Вслед за дядей Иосефом и под его влиянием мои дедушка и бабушка стали приверженцами Жаботинского, а отцу моему были близки идеи “Эцела” и движения Херут[30], которую возглавлял Менахем Бегин. Впрочем, у приверженцев Жаботинского, одесситов, людей светских, с широким кругозором, отношение к Бегину было неоднозначным, в нем сквозило некое сдержанное превосходство. Возможно, оно было вызвано избыточной чувствительностью Бегина, возможно, его происхождением – из польского местечка, что предопределяло, по их представлениям, его несколько плебейские манеры и провинциализм. Да, он, несомненно, предан национальному делу, но при этом порой пренебрегает общечеловеческими ценностями, ему недостает обаяния и поэтичности, нет в нем харизматического величия души – величия, в котором должна присутствовать толика трагического одиночества. Лидер должен обладать силой льва и зоркостью орла. Бегин не был похож на льва.

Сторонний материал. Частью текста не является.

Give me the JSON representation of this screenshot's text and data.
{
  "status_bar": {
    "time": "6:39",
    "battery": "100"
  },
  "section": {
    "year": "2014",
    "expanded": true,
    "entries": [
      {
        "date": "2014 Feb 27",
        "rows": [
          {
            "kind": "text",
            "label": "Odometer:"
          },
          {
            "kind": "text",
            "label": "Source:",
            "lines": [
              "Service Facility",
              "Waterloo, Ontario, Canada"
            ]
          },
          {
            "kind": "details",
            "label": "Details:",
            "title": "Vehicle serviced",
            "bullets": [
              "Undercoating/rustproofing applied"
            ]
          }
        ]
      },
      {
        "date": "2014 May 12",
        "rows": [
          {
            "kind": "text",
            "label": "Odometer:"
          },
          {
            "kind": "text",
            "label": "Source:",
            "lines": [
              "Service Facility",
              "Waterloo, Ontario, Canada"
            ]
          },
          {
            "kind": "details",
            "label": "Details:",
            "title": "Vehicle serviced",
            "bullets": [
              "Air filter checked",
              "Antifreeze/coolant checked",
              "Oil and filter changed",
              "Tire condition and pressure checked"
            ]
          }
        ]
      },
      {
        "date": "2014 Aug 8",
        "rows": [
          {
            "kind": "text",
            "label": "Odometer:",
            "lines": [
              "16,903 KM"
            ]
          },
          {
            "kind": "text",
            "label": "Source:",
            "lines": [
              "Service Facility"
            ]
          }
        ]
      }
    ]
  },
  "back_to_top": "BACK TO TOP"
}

И отец мой, вопреки своему имени Арье (что означает “лев”), тоже львом не был. А был иерусалимским ученым мужем, близоруким человеком, у которого, как говорится, обе руки левые. Он не мог стать бойцом-подпольщиком, но вносил свою лепту в борьбу, сочиняя иногда на английском языке листовки, в которых разоблачались лицемерие и ханжество “подлого Альбиона”. Эти листовки печатали в подпольных типографиях, и проворные парни расклеивали их по ночам в иерусалимских кварталах, на стенах и на фонарях.
И я тоже был “подпольщиком”: не раз и не два маневр моих боевых дивизий изгонял британцев, дерзкая морская засада приводила к гибели эскадры эсминцев Королевского морского флота, я похищал и предавал суду Верховного комиссара Палестины и даже самого английского короля, я самолично водружал еврейский флаг на верхушке башни дворца Верховного комиссара. А после того, как изгнал бы я их с нашей земли, заключил бы я союз с Англией, создал бы вместе с британцами Фронт просвещенных народов, который противостоял бы волнам восточной дикости, ощетинившейся на мир кривыми буквами и кривыми мечами, возбужденной, хрипящей, грозящей внезапно вырваться из пустыни, чтобы резать, грабить, жечь нас с гортанными воплями, от которых леденеет кровь…
Я хотел вырасти и стать похожим на статую Давида работы Микеланджело: Давида стройного, красивого, кудрявого, со сжатыми губами – таким он был изображен на обложке книги дяди Иосефа “Когда нация борется за свою свободу”. Я хотел быть человеком сильным и немногословным, человеком, чей голос спокоен и глубок, не то что тонкий, слегка взвизгивающий голос дяди Иосефа. И чтобы руки мои не были похожи на кукольно-нежные руки дяди Иосефа.
Дядя Иосеф был человеком на удивление открытым. Всецело поглощенный любовью и сочувствием к самому себе, изнеженный и честолюбивый, по-детски непосредственный, он был счастливым человеком, который постоянно прикидывался несчастным. С невозмутимым добродушием любил он бесконечно рассказывать о своих успехах, о своих открытиях, о своей бессоннице, о своих недоброжелателях, о своем жизненном опыте, о своих книгах, статьях, лекциях, которые – абсолютно все, без исключения – вызвали “огромный шум в мире”, о своих встречах и замыслах, о своей значимости, важности и величии духа.
Он был хорошим человеком, мой дядя, эгоистичным, избалованным, высокомерным, но обаятельным, каким бывает чудо-ребенок.
Когда начинал веять легкий вечерний ветерок, выходил дядя Иосеф прогуляться. Квартал Тальпиот был задуман как копия утопающего в садах берлинского пригорода, исполненного спокойствия и беззаботности, предполагалось, что здесь, на вершине холма, среди небольшой рощи, появятся со временем красные черепичные крыши и в каждом доме будет пребывать в безмятежности и комфорте крупный ученый, или прославленный писатель, или уважаемый исследователь… И вот дядя Иосеф выходил прогуляться по маленькой улочке, которая превратится – настанет день – в улицу Клаузнера.